Quantifying the information in auditory-nerve responses for level discrimination

An analytical approach for quantifying the information in auditory-nerve (AN) fiber responses for the task of level discrimination is described. A simple analytical model for AN responses is extended to include temporal response properties, including the nonlinear-phase effects of the cochlear amplifier. Use of simple analytical models for AN discharge patterns allows quantification of the contributions of level-dependent aspects of the patterns to level discrimination. Specifically, the individual and combined contributions of the information contained in discharge rate, synchrony, and relative phase cues are explicitly examined for level discrimination of tonal stimuli. It is shown that the rate information provided by individual AN fibers is more constrained by increases in variance with increases in rate than by saturation. As noted in previous studies, there is sufficient average-rate information within a narrow-CF region to account for robust behavioral performance over a wide dynamic range; however, there is no model based on a simple limitation or use of AN information consistent with parametric variations in performance. This issue is explored in the current study through analysis of performance based on different aspects of AN patterns.
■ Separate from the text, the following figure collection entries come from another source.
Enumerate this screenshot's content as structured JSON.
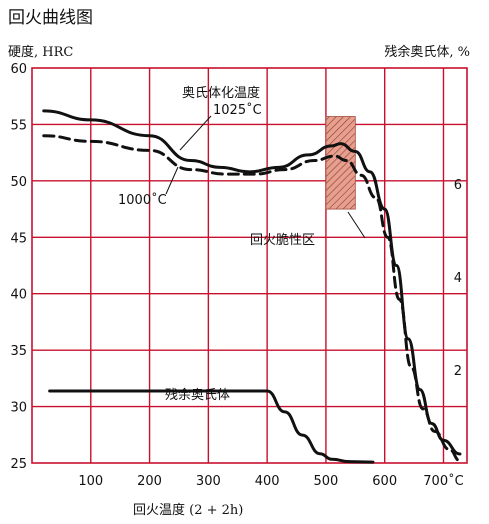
{
  "chart_data": {
    "type": "line",
    "title": "回火曲线图",
    "ylabel": "硬度, HRC",
    "y2label": "残余奥氏体, %",
    "xlabel": "回火温度 (2 + 2h)",
    "xlim": [
      0,
      740
    ],
    "ylim": [
      25,
      60
    ],
    "y2lim": [
      0,
      8.5
    ],
    "grid": true,
    "x_ticks": [
      "100",
      "200",
      "300",
      "400",
      "500",
      "600",
      "700˚C"
    ],
    "x_tick_values": [
      100,
      200,
      300,
      400,
      500,
      600,
      700
    ],
    "y_ticks": [
      "25",
      "30",
      "35",
      "40",
      "45",
      "50",
      "55",
      "60"
    ],
    "y_tick_values": [
      25,
      30,
      35,
      40,
      45,
      50,
      55,
      60
    ],
    "y2_ticks": [
      "2",
      "4",
      "6"
    ],
    "y2_tick_values": [
      2,
      4,
      6
    ],
    "series": [
      {
        "name": "1025˚C",
        "axis": "left",
        "style": "solid",
        "x": [
          20,
          100,
          200,
          270,
          320,
          370,
          420,
          470,
          510,
          525,
          550,
          575,
          600,
          620,
          640,
          660,
          680,
          700,
          728
        ],
        "values": [
          56.2,
          55.4,
          54.0,
          51.8,
          51.2,
          50.8,
          51.2,
          52.3,
          53.1,
          53.3,
          52.6,
          50.8,
          47.5,
          42.5,
          36.0,
          31.5,
          28.5,
          27.0,
          25.8
        ]
      },
      {
        "name": "1000˚C",
        "axis": "left",
        "style": "dashed",
        "x": [
          20,
          100,
          200,
          270,
          330,
          380,
          430,
          480,
          515,
          535,
          560,
          585,
          605,
          625,
          645,
          665,
          685,
          710,
          728
        ],
        "values": [
          54.0,
          53.5,
          52.7,
          51.0,
          50.6,
          50.6,
          51.0,
          51.8,
          52.2,
          51.8,
          50.5,
          48.5,
          45.0,
          39.5,
          33.5,
          29.8,
          27.8,
          26.2,
          25.2
        ]
      },
      {
        "name": "残余奥氏体",
        "axis": "right",
        "style": "solid",
        "x": [
          30,
          100,
          200,
          300,
          400,
          430,
          460,
          490,
          510,
          540,
          580
        ],
        "values": [
          1.55,
          1.55,
          1.55,
          1.55,
          1.55,
          1.1,
          0.6,
          0.2,
          0.08,
          0.03,
          0.02
        ]
      }
    ],
    "temper_brittleness_zone": {
      "x": [
        500,
        550
      ],
      "y": [
        47.5,
        55.7
      ]
    },
    "annotations": {
      "group_label": "奥氏体化温度",
      "temp_1025": "1025˚C",
      "temp_1000": "1000˚C",
      "brittle_label": "回火脆性区",
      "ra_label": "残余奥氏体"
    }
  },
  "colors": {
    "grid": "#c8102e",
    "line": "#111111",
    "hatch_fill": "#e7a08f",
    "hatch_stroke": "#8a3a2a"
  }
}
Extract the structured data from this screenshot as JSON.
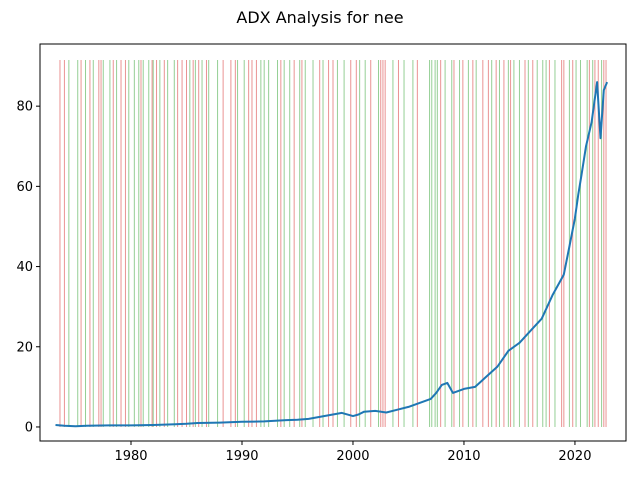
{
  "chart_data": {
    "type": "line",
    "title": "ADX Analysis for nee",
    "xlabel": "",
    "ylabel": "",
    "xlim": [
      1971.8,
      2024.6
    ],
    "ylim": [
      -3.5,
      95.5
    ],
    "x_ticks": [
      1980,
      1990,
      2000,
      2010,
      2020
    ],
    "x_tick_labels": [
      "1980",
      "1990",
      "2000",
      "2010",
      "2020"
    ],
    "y_ticks": [
      0,
      20,
      40,
      60,
      80
    ],
    "y_tick_labels": [
      "0",
      "20",
      "40",
      "60",
      "80"
    ],
    "grid": false,
    "legend": "none",
    "colors": {
      "price": "#1f77b4",
      "bull_signal": "#2ca02c",
      "bear_signal": "#d62728",
      "axes": "#000000"
    },
    "signal_line_top": 91.5,
    "series": [
      {
        "role": "price",
        "x": [
          1973.2,
          1974.0,
          1975.0,
          1976.0,
          1978.0,
          1980.0,
          1982.0,
          1984.0,
          1985.0,
          1986.0,
          1988.0,
          1990.0,
          1992.0,
          1994.0,
          1995.0,
          1996.0,
          1997.0,
          1998.0,
          1999.0,
          2000.0,
          2000.5,
          2001.0,
          2002.0,
          2003.0,
          2004.0,
          2005.0,
          2006.0,
          2007.0,
          2007.5,
          2008.0,
          2008.5,
          2009.0,
          2010.0,
          2011.0,
          2012.0,
          2013.0,
          2014.0,
          2015.0,
          2016.0,
          2017.0,
          2018.0,
          2019.0,
          2019.5,
          2020.0,
          2020.3,
          2020.6,
          2021.0,
          2021.5,
          2022.0,
          2022.3,
          2022.6,
          2022.9
        ],
        "values": [
          0.5,
          0.3,
          0.2,
          0.3,
          0.4,
          0.4,
          0.5,
          0.7,
          0.8,
          1.0,
          1.1,
          1.3,
          1.4,
          1.7,
          1.8,
          2.0,
          2.5,
          3.0,
          3.5,
          2.7,
          3.1,
          3.8,
          4.0,
          3.6,
          4.3,
          5.0,
          6.0,
          7.0,
          8.5,
          10.5,
          11.0,
          8.5,
          9.5,
          10.0,
          12.5,
          15.0,
          19.0,
          21.0,
          24.0,
          27.0,
          33.0,
          38.0,
          45.0,
          52.0,
          58.0,
          63.0,
          70.0,
          76.0,
          86.0,
          72.0,
          84.0,
          86.0
        ]
      }
    ],
    "bull_signals": [
      1974.4,
      1975.2,
      1975.9,
      1976.6,
      1977.5,
      1978.1,
      1978.7,
      1979.8,
      1980.3,
      1980.7,
      1981.1,
      1981.6,
      1982.0,
      1982.6,
      1983.3,
      1983.9,
      1985.3,
      1985.8,
      1986.4,
      1987.0,
      1987.8,
      1989.6,
      1990.2,
      1991.7,
      1992.0,
      1992.4,
      1993.2,
      1993.8,
      1994.3,
      1995.2,
      1995.7,
      1996.4,
      1997.3,
      1998.6,
      1999.2,
      2000.6,
      2001.1,
      2002.3,
      2003.6,
      2004.6,
      2005.4,
      2006.9,
      2007.1,
      2007.4,
      2007.6,
      2008.3,
      2008.9,
      2009.6,
      2010.4,
      2011.1,
      2012.5,
      2013.2,
      2014.0,
      2014.5,
      2015.0,
      2015.8,
      2016.6,
      2017.1,
      2017.4,
      2018.2,
      2019.5,
      2020.1,
      2020.5,
      2021.1,
      2021.6,
      2022.4
    ],
    "bear_signals": [
      1973.6,
      1974.0,
      1975.5,
      1976.3,
      1977.1,
      1977.3,
      1978.4,
      1979.1,
      1979.5,
      1980.9,
      1981.9,
      1982.3,
      1983.0,
      1984.2,
      1984.6,
      1985.0,
      1985.6,
      1986.1,
      1986.8,
      1988.3,
      1989.0,
      1989.4,
      1990.6,
      1990.9,
      1991.3,
      1993.5,
      1994.7,
      1995.4,
      1997.0,
      1997.8,
      1998.2,
      1999.8,
      2000.3,
      2001.6,
      2002.5,
      2002.7,
      2002.9,
      2004.1,
      2005.8,
      2007.9,
      2009.1,
      2009.9,
      2010.8,
      2011.7,
      2012.2,
      2012.9,
      2013.6,
      2014.2,
      2015.5,
      2016.2,
      2017.7,
      2018.8,
      2019.0,
      2019.8,
      2021.3,
      2021.8,
      2022.1,
      2022.6,
      2022.8
    ]
  }
}
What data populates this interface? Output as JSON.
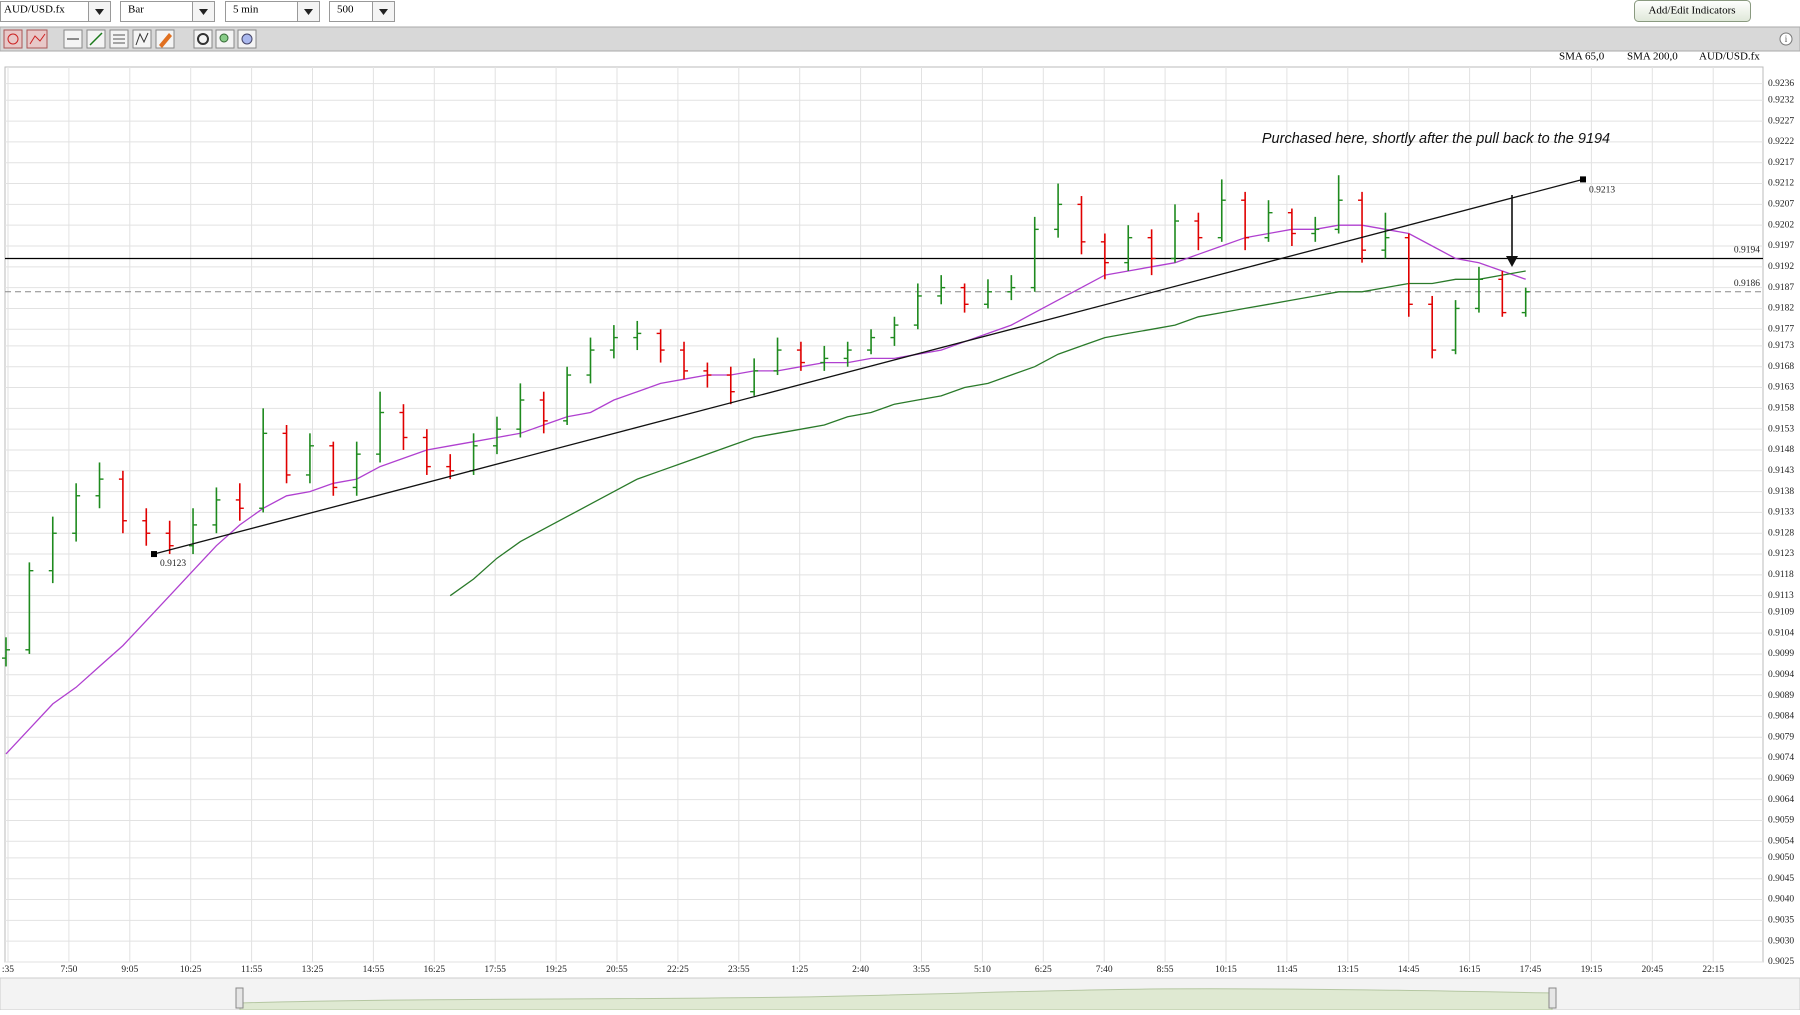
{
  "toolbar": {
    "symbol": "AUD/USD.fx",
    "chart_type": "Bar",
    "interval": "5 min",
    "bars": "500",
    "button": "Add/Edit Indicators"
  },
  "chart_data": {
    "type": "ohlc",
    "symbol_label": "AUD/USD.fx",
    "up_color": "#1e8a1e",
    "down_color": "#e00000",
    "ylim": [
      0.9025,
      0.924
    ],
    "yticks": [
      0.9236,
      0.9232,
      0.9227,
      0.9222,
      0.9217,
      0.9212,
      0.9207,
      0.9202,
      0.9197,
      0.9192,
      0.9187,
      0.9182,
      0.9177,
      0.9173,
      0.9168,
      0.9163,
      0.9158,
      0.9153,
      0.9148,
      0.9143,
      0.9138,
      0.9133,
      0.9128,
      0.9123,
      0.9118,
      0.9113,
      0.9109,
      0.9104,
      0.9099,
      0.9094,
      0.9089,
      0.9084,
      0.9079,
      0.9074,
      0.9069,
      0.9064,
      0.9059,
      0.9054,
      {
        "value": 0.905,
        "label": "0.9050"
      },
      0.9045,
      {
        "value": 0.904,
        "label": "0.9040"
      },
      0.9035,
      {
        "value": 0.903,
        "label": "0.9030"
      },
      0.9025
    ],
    "grid": true,
    "xtick_labels": [
      ":35",
      "7:50",
      "9:05",
      "10:25",
      "11:55",
      "13:25",
      "14:55",
      "16:25",
      "17:55",
      "19:25",
      "20:55",
      "22:25",
      "23:55",
      "1:25",
      "2:40",
      "3:55",
      "5:10",
      "6:25",
      "7:40",
      "8:55",
      "10:15",
      "11:45",
      "13:15",
      "14:45",
      "16:15",
      "17:45",
      "19:15",
      "20:45",
      "22:15"
    ],
    "bars": [
      [
        0.9098,
        0.9103,
        0.9096,
        0.91
      ],
      [
        0.91,
        0.9121,
        0.9099,
        0.9119
      ],
      [
        0.9119,
        0.9132,
        0.9116,
        0.9128
      ],
      [
        0.9128,
        0.914,
        0.9126,
        0.9137
      ],
      [
        0.9137,
        0.9145,
        0.9134,
        0.9141
      ],
      [
        0.9141,
        0.9143,
        0.9128,
        0.9131
      ],
      [
        0.9131,
        0.9134,
        0.9125,
        0.9128
      ],
      [
        0.9128,
        0.9131,
        0.9123,
        0.9125
      ],
      [
        0.9125,
        0.9134,
        0.9123,
        0.913
      ],
      [
        0.913,
        0.9139,
        0.9128,
        0.9136
      ],
      [
        0.9136,
        0.914,
        0.9131,
        0.9134
      ],
      [
        0.9134,
        0.9158,
        0.9133,
        0.9152
      ],
      [
        0.9152,
        0.9154,
        0.914,
        0.9142
      ],
      [
        0.9142,
        0.9152,
        0.914,
        0.9149
      ],
      [
        0.9149,
        0.915,
        0.9137,
        0.9139
      ],
      [
        0.9139,
        0.915,
        0.9137,
        0.9147
      ],
      [
        0.9147,
        0.9162,
        0.9145,
        0.9157
      ],
      [
        0.9157,
        0.9159,
        0.9148,
        0.9151
      ],
      [
        0.9151,
        0.9153,
        0.9142,
        0.9144
      ],
      [
        0.9144,
        0.9147,
        0.9141,
        0.9143
      ],
      [
        0.9143,
        0.9152,
        0.9142,
        0.9149
      ],
      [
        0.9149,
        0.9156,
        0.9147,
        0.9153
      ],
      [
        0.9153,
        0.9164,
        0.9151,
        0.916
      ],
      [
        0.916,
        0.9162,
        0.9152,
        0.9155
      ],
      [
        0.9155,
        0.9168,
        0.9154,
        0.9166
      ],
      [
        0.9166,
        0.9175,
        0.9164,
        0.9172
      ],
      [
        0.9172,
        0.9178,
        0.917,
        0.9175
      ],
      [
        0.9175,
        0.9179,
        0.9172,
        0.9176
      ],
      [
        0.9176,
        0.9177,
        0.9169,
        0.9172
      ],
      [
        0.9172,
        0.9174,
        0.9165,
        0.9167
      ],
      [
        0.9167,
        0.9169,
        0.9163,
        0.9166
      ],
      [
        0.9166,
        0.9168,
        0.9159,
        0.9162
      ],
      [
        0.9162,
        0.917,
        0.9161,
        0.9167
      ],
      [
        0.9167,
        0.9175,
        0.9166,
        0.9172
      ],
      [
        0.9172,
        0.9174,
        0.9167,
        0.9169
      ],
      [
        0.9169,
        0.9173,
        0.9167,
        0.917
      ],
      [
        0.917,
        0.9174,
        0.9168,
        0.9172
      ],
      [
        0.9172,
        0.9177,
        0.9171,
        0.9175
      ],
      [
        0.9175,
        0.918,
        0.9173,
        0.9178
      ],
      [
        0.9178,
        0.9188,
        0.9177,
        0.9185
      ],
      [
        0.9185,
        0.919,
        0.9183,
        0.9187
      ],
      [
        0.9187,
        0.9188,
        0.9181,
        0.9183
      ],
      [
        0.9183,
        0.9189,
        0.9182,
        0.9186
      ],
      [
        0.9186,
        0.919,
        0.9184,
        0.9187
      ],
      [
        0.9187,
        0.9204,
        0.9186,
        0.9201
      ],
      [
        0.9201,
        0.9212,
        0.9199,
        0.9207
      ],
      [
        0.9207,
        0.9209,
        0.9195,
        0.9198
      ],
      [
        0.9198,
        0.92,
        0.9189,
        0.9193
      ],
      [
        0.9193,
        0.9202,
        0.9191,
        0.9199
      ],
      [
        0.9199,
        0.9201,
        0.919,
        0.9194
      ],
      [
        0.9194,
        0.9207,
        0.9193,
        0.9203
      ],
      [
        0.9203,
        0.9205,
        0.9196,
        0.9199
      ],
      [
        0.9199,
        0.9213,
        0.9198,
        0.9208
      ],
      [
        0.9208,
        0.921,
        0.9196,
        0.9199
      ],
      [
        0.9199,
        0.9208,
        0.9198,
        0.9205
      ],
      [
        0.9205,
        0.9206,
        0.9197,
        0.92
      ],
      [
        0.92,
        0.9204,
        0.9198,
        0.9201
      ],
      [
        0.9201,
        0.9214,
        0.92,
        0.9208
      ],
      [
        0.9208,
        0.921,
        0.9193,
        0.9196
      ],
      [
        0.9196,
        0.9205,
        0.9194,
        0.9199
      ],
      [
        0.9199,
        0.92,
        0.918,
        0.9183
      ],
      [
        0.9183,
        0.9185,
        0.917,
        0.9172
      ],
      [
        0.9172,
        0.9184,
        0.9171,
        0.9182
      ],
      [
        0.9182,
        0.9192,
        0.9181,
        0.9189
      ],
      [
        0.9189,
        0.9191,
        0.918,
        0.9181
      ],
      [
        0.9181,
        0.9187,
        0.918,
        0.9186
      ]
    ],
    "series": [
      {
        "name": "SMA 65,0",
        "color": "#b040d0",
        "values": [
          0.9075,
          0.9081,
          0.9087,
          0.9091,
          0.9096,
          0.9101,
          0.9107,
          0.9113,
          0.9119,
          0.9125,
          0.913,
          0.9134,
          0.9137,
          0.9138,
          0.914,
          0.9141,
          0.9144,
          0.9146,
          0.9148,
          0.9149,
          0.915,
          0.9151,
          0.9152,
          0.9154,
          0.9156,
          0.9157,
          0.916,
          0.9162,
          0.9164,
          0.9165,
          0.9166,
          0.9166,
          0.9167,
          0.9167,
          0.9168,
          0.9169,
          0.9169,
          0.917,
          0.917,
          0.9171,
          0.9172,
          0.9174,
          0.9176,
          0.9178,
          0.9181,
          0.9184,
          0.9187,
          0.919,
          0.9191,
          0.9192,
          0.9193,
          0.9195,
          0.9197,
          0.9199,
          0.92,
          0.9201,
          0.9201,
          0.9202,
          0.9202,
          0.9201,
          0.92,
          0.9197,
          0.9194,
          0.9193,
          0.9191,
          0.9189
        ]
      },
      {
        "name": "SMA 200,0",
        "color": "#2a7a2a",
        "values": [
          null,
          null,
          null,
          null,
          null,
          null,
          null,
          null,
          null,
          null,
          null,
          null,
          null,
          null,
          null,
          null,
          null,
          null,
          null,
          0.9113,
          0.9117,
          0.9122,
          0.9126,
          0.9129,
          0.9132,
          0.9135,
          0.9138,
          0.9141,
          0.9143,
          0.9145,
          0.9147,
          0.9149,
          0.9151,
          0.9152,
          0.9153,
          0.9154,
          0.9156,
          0.9157,
          0.9159,
          0.916,
          0.9161,
          0.9163,
          0.9164,
          0.9166,
          0.9168,
          0.9171,
          0.9173,
          0.9175,
          0.9176,
          0.9177,
          0.9178,
          0.918,
          0.9181,
          0.9182,
          0.9183,
          0.9184,
          0.9185,
          0.9186,
          0.9186,
          0.9187,
          0.9188,
          0.9188,
          0.9189,
          0.9189,
          0.919,
          0.9191
        ]
      }
    ],
    "levels": [
      {
        "value": 0.9194,
        "dashed": false,
        "line_color": "#000000",
        "label_color": "#000000"
      },
      {
        "value": 0.9186,
        "dashed": true,
        "line_color": "#888888",
        "label_color": "#dd0000"
      }
    ],
    "trendline": {
      "from": 0.9123,
      "to": 0.9213,
      "label_color": "#2255cc"
    },
    "note": "Purchased here, shortly after the pull back to the 9194"
  }
}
For example, we show that performance predicted from use of all rate information degrades significantly as level increases above low-medium levels, inconsistent with Weber's Law. At low frequencies, synchrony information extends the range over which behavioral performance can be explained by 10-15 dB, but only at low levels. In contrast to rate and synchrony, nonlinear-phase cues arc shown to provide robust information at medium and high levels in near-CF fibers for low-frequency stimuli. The level dependence of the discharge rate and phase properties of AN fibers are influenced by the compressive nonlinearity of the inner ear. Evaluating the role of the compressive nonlinearity in level coding is important for understanding neural encoding mechanisms and because of its association with the cochlear amplifier, which is a fragile aspect of the ear believed to be affected in common forms of hearing impairment.